The PX-4 is all plastic, but appears to be very well constructed. As with anything like this, I'd be real careful about not dropping it on a hard surface. There are just enough knobs and buttons on this unit to get the job done. Especially useful is the row of "familiar" knobs across the top: Gain, Bass, Treble, and Volume (there's a midrange control too, but you have to push another button and scroll to it), as is the wheel on the front that allows you to instantly change amp simulations. The other knobs/buttons allow for patch changes, master volume control and other functions. All functions not accessible from the front are achieved 'virtually' through scrolling, but control over these is simple and intuitive for anyone even vaguely familiar with digital effects processors. The good-sized LCD display is easy to read and provides a very effective, useful back-lit mode. The owner's manual is comprehensive and very understandable. I've only had this unit a short while, so I can't attest to how well it will hold up over the long haul, but since Korg has been at it for a few years now, I'm assuming it will do just fine.

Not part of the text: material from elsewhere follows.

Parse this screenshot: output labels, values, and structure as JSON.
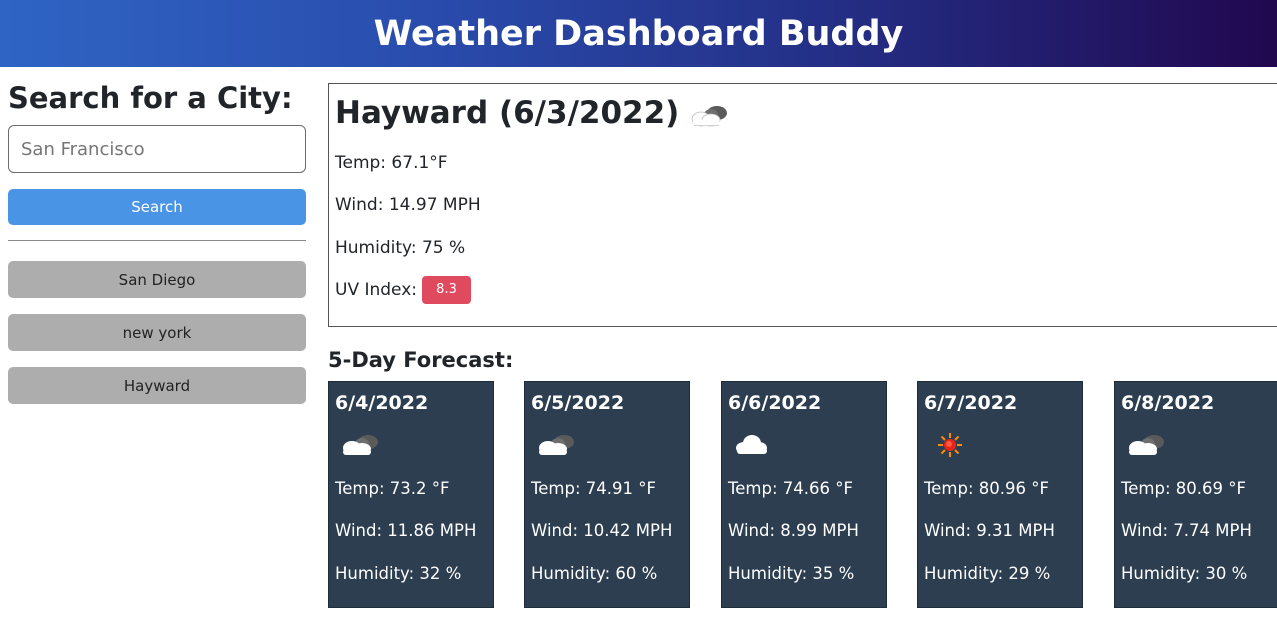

I recently took this baby on vacation with me. There I was: Palm Desert, CA. Warm, moonlit night. Lounging poolside playing my little heart out. A few curiosity-seekers stopped to check out this little box I was plugged into. I handed the headphones over to them and chunked out a few riffs. It was a pleasure seeing the look of stunned disbelief creep across their faces. They asked for my frigging autograph.

Bottom Line: If you can afford two bills for what is arguably the best portable practice rig yet, and you don't go out and get one . . . you're an idiot.